Please share some of your proudest milestones in your career and at Cummins. 

My proudest moment was getting a promotion within 6 months of being in my role and having people recognise my talent and skills in such a short period of time. Helping the company win various categories of the Gender Mainstreaming Awards was also a highlight. The role has given me wonderful opportunities to speak at external events and reach more people. Creating a DEI strategy from scratch was another proud milestone whilst completing my coaching certification this year has been my most satisfying one.  

What challenges have you encountered in this industry as a woman and how have you overcome them? 

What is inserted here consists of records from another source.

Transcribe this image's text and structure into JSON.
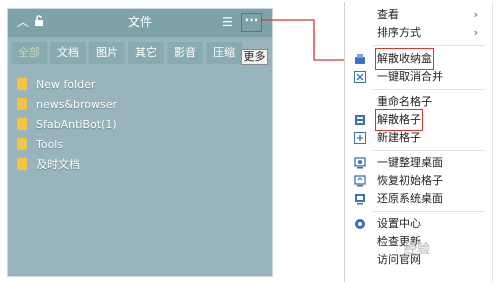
{
  "fence": {
    "title": "文件",
    "tabs": [
      "全部",
      "文档",
      "图片",
      "其它",
      "影音",
      "压缩"
    ],
    "more_glyph": "···",
    "tooltip": "更多",
    "items": [
      {
        "label": "New folder"
      },
      {
        "label": "news&browser"
      },
      {
        "label": "SfabAntiBot(1)"
      },
      {
        "label": "Tools"
      },
      {
        "label": "及时文档"
      }
    ]
  },
  "menu": {
    "view": "查看",
    "sort": "排序方式",
    "dissolve_box": "解散收纳盒",
    "cancel_merge": "一键取消合并",
    "rename_fence": "重命名格子",
    "dissolve_fence": "解散格子",
    "new_fence": "新建格子",
    "organize_desktop": "一键整理桌面",
    "restore_fences": "恢复初始格子",
    "restore_desktop": "还原系统桌面",
    "settings": "设置中心",
    "check_update": "检查更新",
    "visit_site": "访问官网"
  },
  "watermark": "经验",
  "colors": {
    "highlight": "#e0342f",
    "folder": "#f5c542",
    "fence_bg": "#98b5bd"
  }
}
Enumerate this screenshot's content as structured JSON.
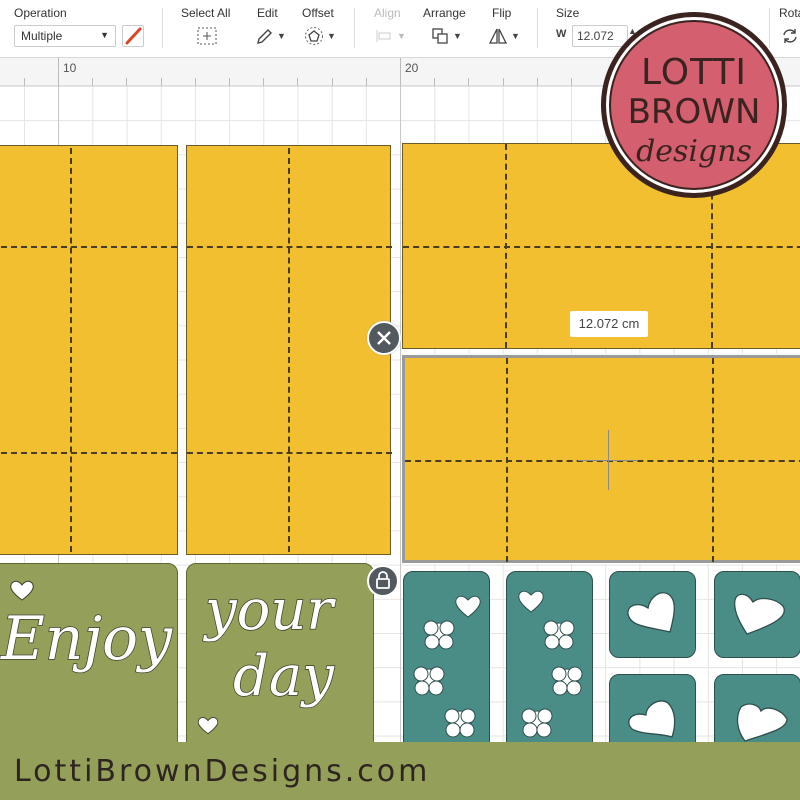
{
  "toolbar": {
    "operation": {
      "label": "Operation",
      "value": "Multiple",
      "pen_color": "#d9452b"
    },
    "select_all": {
      "label": "Select All"
    },
    "edit": {
      "label": "Edit"
    },
    "offset": {
      "label": "Offset"
    },
    "align": {
      "label": "Align",
      "disabled": true
    },
    "arrange": {
      "label": "Arrange"
    },
    "flip": {
      "label": "Flip"
    },
    "size": {
      "label": "Size",
      "w_label": "W",
      "w_value": "12.072"
    },
    "rotate": {
      "label": "Rota"
    }
  },
  "ruler": {
    "labels": [
      "10",
      "20"
    ]
  },
  "canvas": {
    "measurement_label": "12.072 cm",
    "yellow_color": "#f2bf30",
    "green_color": "#94a05a",
    "teal_color": "#4a8d87",
    "green_cards": [
      {
        "text": "Enjoy"
      },
      {
        "text_line1": "your",
        "text_line2": "day"
      }
    ]
  },
  "logo": {
    "line1": "LOTTI",
    "line2": "BROWN",
    "line3": "designs",
    "face_color": "#d35f6f"
  },
  "footer": {
    "text": "LottiBrownDesigns.com",
    "bg_color": "#94a05a"
  }
}
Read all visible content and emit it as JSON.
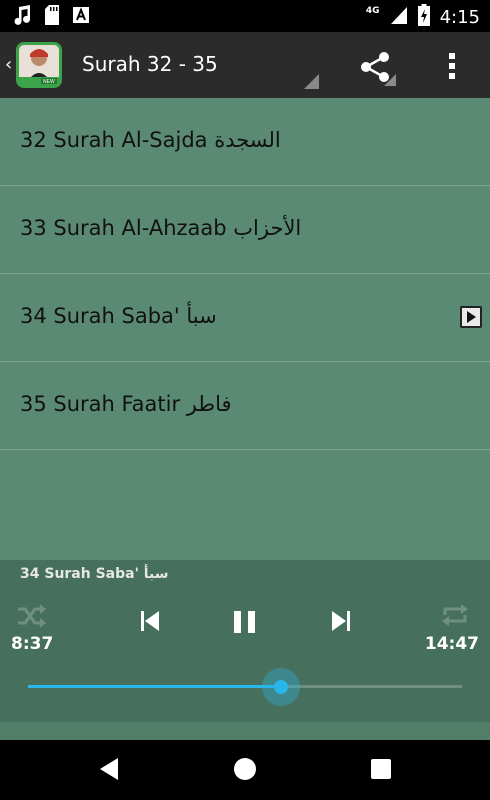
{
  "status_bar": {
    "network": "4G",
    "time": "4:15",
    "icons": [
      "music-note-icon",
      "sd-card-icon",
      "font-app-icon",
      "signal-icon",
      "battery-charging-icon"
    ]
  },
  "action_bar": {
    "title": "Surah 32 - 35",
    "icons": [
      "back-chevron-icon",
      "app-logo",
      "share-icon",
      "overflow-menu-icon"
    ]
  },
  "surahs": [
    {
      "label": "32 Surah Al-Sajda السجدة",
      "playing": false
    },
    {
      "label": "33 Surah Al-Ahzaab الأحزاب",
      "playing": false
    },
    {
      "label": "34 Surah Saba' سبأ",
      "playing": true
    },
    {
      "label": "35 Surah Faatir فاطر",
      "playing": false
    }
  ],
  "player": {
    "now_playing": "34 Surah Saba' سبأ",
    "elapsed": "8:37",
    "total": "14:47",
    "progress_fraction": 0.583,
    "accent_color": "#29b6e8",
    "controls": [
      "shuffle-icon",
      "previous-icon",
      "pause-icon",
      "next-icon",
      "repeat-icon"
    ]
  },
  "nav_bar": {
    "icons": [
      "back-triangle-icon",
      "home-circle-icon",
      "recents-square-icon"
    ]
  }
}
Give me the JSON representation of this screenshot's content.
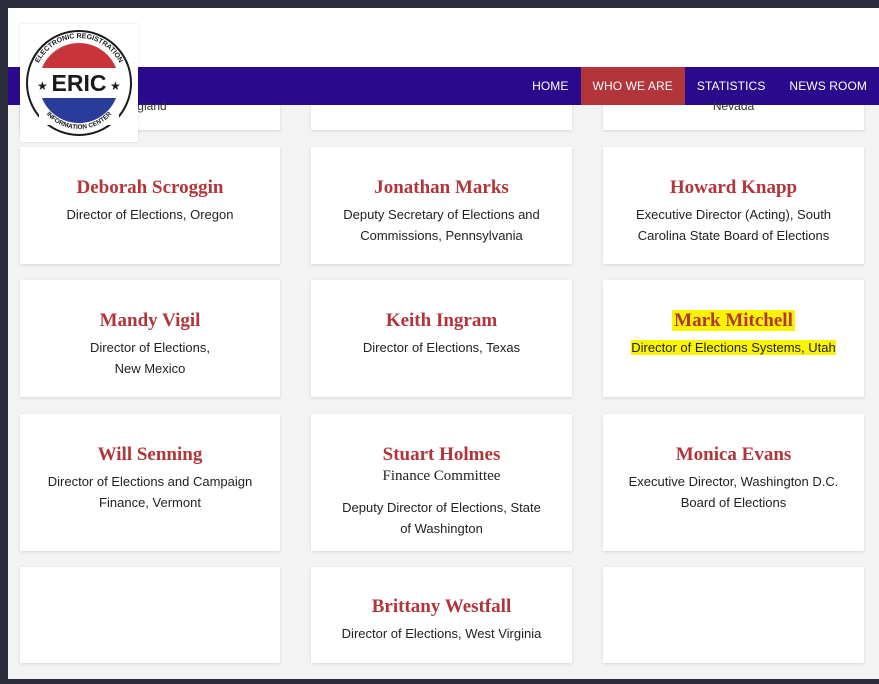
{
  "nav": {
    "items": [
      {
        "label": "HOME",
        "active": false
      },
      {
        "label": "WHO WE ARE",
        "active": true
      },
      {
        "label": "STATISTICS",
        "active": false
      },
      {
        "label": "NEWS ROOM",
        "active": false
      }
    ]
  },
  "logo": {
    "text": "ERIC",
    "top_arc": "ELECTRONIC REGISTRATION",
    "bottom_arc": "INFORMATION CENTER"
  },
  "cut_row": {
    "left": "rgland",
    "right": "Nevada"
  },
  "cards": {
    "c1": {
      "name": "Deborah Scroggin",
      "title": "Director of Elections, Oregon"
    },
    "c2": {
      "name": "Jonathan Marks",
      "title_l1": "Deputy Secretary of Elections and",
      "title_l2": "Commissions, Pennsylvania"
    },
    "c3": {
      "name": "Howard Knapp",
      "title_l1": "Executive Director (Acting), South",
      "title_l2": "Carolina State Board of Elections"
    },
    "c4": {
      "name": "Mandy Vigil",
      "title_l1": "Director of Elections,",
      "title_l2": "New Mexico"
    },
    "c5": {
      "name": "Keith Ingram",
      "title": "Director of Elections, Texas"
    },
    "c6": {
      "name": "Mark Mitchell",
      "title": "Director of Elections Systems, Utah"
    },
    "c7": {
      "name": "Will Senning",
      "title_l1": "Director of Elections and Campaign",
      "title_l2": "Finance, Vermont"
    },
    "c8": {
      "name": "Stuart Holmes",
      "sub": "Finance Committee",
      "title_l1": "Deputy Director of Elections, State",
      "title_l2": "of Washington"
    },
    "c9": {
      "name": "Monica Evans",
      "title_l1": "Executive Director, Washington D.C.",
      "title_l2": "Board of Elections"
    },
    "c10": {
      "name": "Brittany Westfall",
      "title": "Director of Elections, West Virginia"
    }
  },
  "colors": {
    "navbar": "#2a0a8c",
    "active": "#b2353a",
    "name": "#b2353a",
    "highlight": "#fbf400"
  }
}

In Cummins, I have not experienced any challenges as a woman. In fact this is the first place where during my interview, nobody asked me about childcare arrangements or about my family status. In previous companies, it felt like I had to work harder to get ahead and was not able to compete with the men around me due to my family circumstances. In Cummins, everyone gets a chance to fulfil their potential and achieve their dreams, no matter where you start from. 

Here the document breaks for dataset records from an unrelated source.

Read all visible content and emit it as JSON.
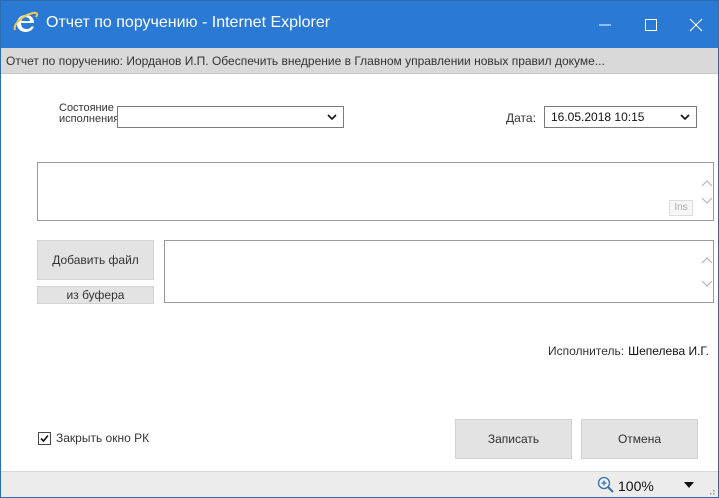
{
  "window": {
    "title": "Отчет по поручению - Internet Explorer",
    "subtitle": "Отчет по поручению: Иорданов И.П. Обеспечить внедрение в Главном управлении новых правил докуме..."
  },
  "form": {
    "state_label": "Состояние исполнения:",
    "state_value": "",
    "date_label": "Дата:",
    "date_value": "16.05.2018 10:15",
    "report_text": "",
    "ins_label": "Ins",
    "add_file_label": "Добавить файл",
    "from_buffer_label": "из буфера",
    "executor_label": "Исполнитель:",
    "executor_name": "Шепелева И.Г.",
    "close_checkbox_label": "Закрыть окно РК",
    "close_checkbox_checked": true,
    "save_label": "Записать",
    "cancel_label": "Отмена"
  },
  "statusbar": {
    "zoom": "100%"
  },
  "colors": {
    "titlebar": "#2a79d4",
    "subtitle_bg": "#d9d9d9",
    "button_bg": "#e3e3e3"
  },
  "icons": [
    "ie-logo-icon",
    "minimize-icon",
    "maximize-icon",
    "close-icon",
    "chevron-down-icon",
    "scroll-up-icon",
    "scroll-down-icon",
    "zoom-in-icon",
    "dropdown-arrow-icon",
    "resize-grip-icon",
    "checkmark-icon"
  ]
}
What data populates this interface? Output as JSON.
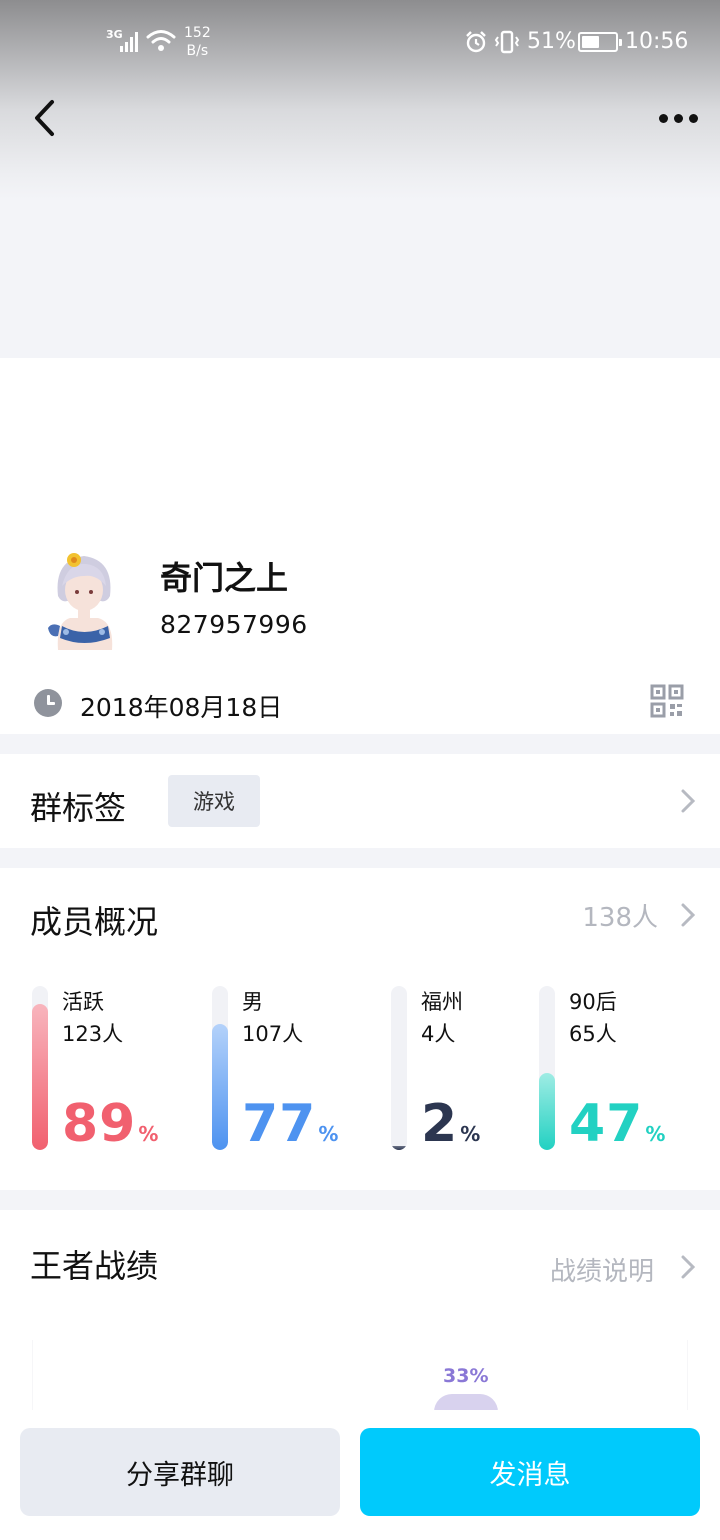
{
  "status_bar": {
    "network": "3G",
    "speed_value": "152",
    "speed_unit": "B/s",
    "battery_percent": "51%",
    "time": "10:56",
    "icons": [
      "signal-icon",
      "wifi-icon",
      "alarm-icon",
      "vibrate-icon",
      "battery-icon"
    ]
  },
  "nav": {
    "back_icon": "back-arrow-icon",
    "more_icon": "more-dots-icon"
  },
  "group": {
    "name": "奇门之上",
    "id": "827957996",
    "created_date": "2018年08月18日",
    "avatar_icon": "group-avatar"
  },
  "tags_row": {
    "title": "群标签",
    "tags": [
      "游戏"
    ]
  },
  "members": {
    "title": "成员概况",
    "count": "138人",
    "stats": [
      {
        "label": "活跃",
        "count": "123人",
        "value": "89",
        "unit": "%",
        "fraction": 0.89,
        "color": "#f1606f",
        "color_light": "#f8b5bd"
      },
      {
        "label": "男",
        "count": "107人",
        "value": "77",
        "unit": "%",
        "fraction": 0.77,
        "color": "#4e93f0",
        "color_light": "#b4d2fa"
      },
      {
        "label": "福州",
        "count": "4人",
        "value": "2",
        "unit": "%",
        "fraction": 0.02,
        "color": "#2c3650",
        "color_light": "#6d7488"
      },
      {
        "label": "90后",
        "count": "65人",
        "value": "47",
        "unit": "%",
        "fraction": 0.47,
        "color": "#22d1c2",
        "color_light": "#9fece4"
      }
    ]
  },
  "kings_record": {
    "title": "王者战绩",
    "link": "战绩说明",
    "chart_percent": "33%",
    "accent": "#8a78d6"
  },
  "actions": {
    "share": "分享群聊",
    "send": "发消息",
    "send_color": "#00cafc"
  }
}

What do you like most about your job?

That I get to change the way people think about differences, so that they live differently both in the workplace and at home and in society. I love how much I learn about people, cultures, nationalities, and social realities and being able to form friendships around the world. I also love being a voice for the voiceless and advocating for change by using the platform I have. 

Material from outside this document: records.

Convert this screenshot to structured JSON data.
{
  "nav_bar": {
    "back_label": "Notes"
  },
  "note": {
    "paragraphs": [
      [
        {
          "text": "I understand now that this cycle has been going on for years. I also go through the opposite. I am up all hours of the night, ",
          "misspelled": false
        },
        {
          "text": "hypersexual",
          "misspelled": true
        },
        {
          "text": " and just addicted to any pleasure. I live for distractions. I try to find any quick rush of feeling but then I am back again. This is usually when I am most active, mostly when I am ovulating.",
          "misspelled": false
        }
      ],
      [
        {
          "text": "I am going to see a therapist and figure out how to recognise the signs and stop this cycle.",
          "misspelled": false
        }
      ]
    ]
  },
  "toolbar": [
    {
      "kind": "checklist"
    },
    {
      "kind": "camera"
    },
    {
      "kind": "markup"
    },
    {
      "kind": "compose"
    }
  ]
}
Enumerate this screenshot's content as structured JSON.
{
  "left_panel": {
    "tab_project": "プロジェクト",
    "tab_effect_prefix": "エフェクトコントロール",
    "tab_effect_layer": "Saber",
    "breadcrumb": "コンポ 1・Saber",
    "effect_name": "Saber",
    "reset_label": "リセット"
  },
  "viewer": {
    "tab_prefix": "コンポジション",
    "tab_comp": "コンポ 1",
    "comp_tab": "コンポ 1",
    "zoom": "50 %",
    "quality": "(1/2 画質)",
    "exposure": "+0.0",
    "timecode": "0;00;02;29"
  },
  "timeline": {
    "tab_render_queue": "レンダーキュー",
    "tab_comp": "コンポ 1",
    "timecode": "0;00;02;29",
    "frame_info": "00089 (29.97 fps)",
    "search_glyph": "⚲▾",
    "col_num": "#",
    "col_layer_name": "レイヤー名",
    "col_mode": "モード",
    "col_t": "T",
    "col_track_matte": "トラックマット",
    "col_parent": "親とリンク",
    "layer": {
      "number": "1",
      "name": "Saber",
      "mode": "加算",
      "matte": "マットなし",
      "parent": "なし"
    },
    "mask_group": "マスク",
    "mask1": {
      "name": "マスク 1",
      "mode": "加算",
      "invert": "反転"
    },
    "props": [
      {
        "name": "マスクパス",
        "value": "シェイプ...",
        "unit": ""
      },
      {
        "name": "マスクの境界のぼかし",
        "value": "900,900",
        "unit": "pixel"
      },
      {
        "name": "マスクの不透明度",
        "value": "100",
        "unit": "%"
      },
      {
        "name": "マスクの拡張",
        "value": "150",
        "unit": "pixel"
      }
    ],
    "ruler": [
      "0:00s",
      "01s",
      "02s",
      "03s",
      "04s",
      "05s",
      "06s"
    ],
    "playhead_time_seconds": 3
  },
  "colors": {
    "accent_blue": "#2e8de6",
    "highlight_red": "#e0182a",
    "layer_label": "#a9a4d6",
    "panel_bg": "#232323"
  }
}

In everything you’ve done and continue to do, what do you think will be your legacy? 

I hope my legacy will be that  I did change the world for people, whether personally or professionally, created a sustainable impact in the DEI space that continues long after I am not here and gave people hope in a broken world. 

How would you describe your leadership style? 

Visionary servant leadership – I want to take people to a better state and inspire them to keep moving along the journey. And I want to serve others, not myself. 

What is your “why?” 

My faith and my belief that I have been created for a specific purpose and I want to live so that my life counts for something past this one. I also hope it inspires my children to love others and find a way to live out their purpose.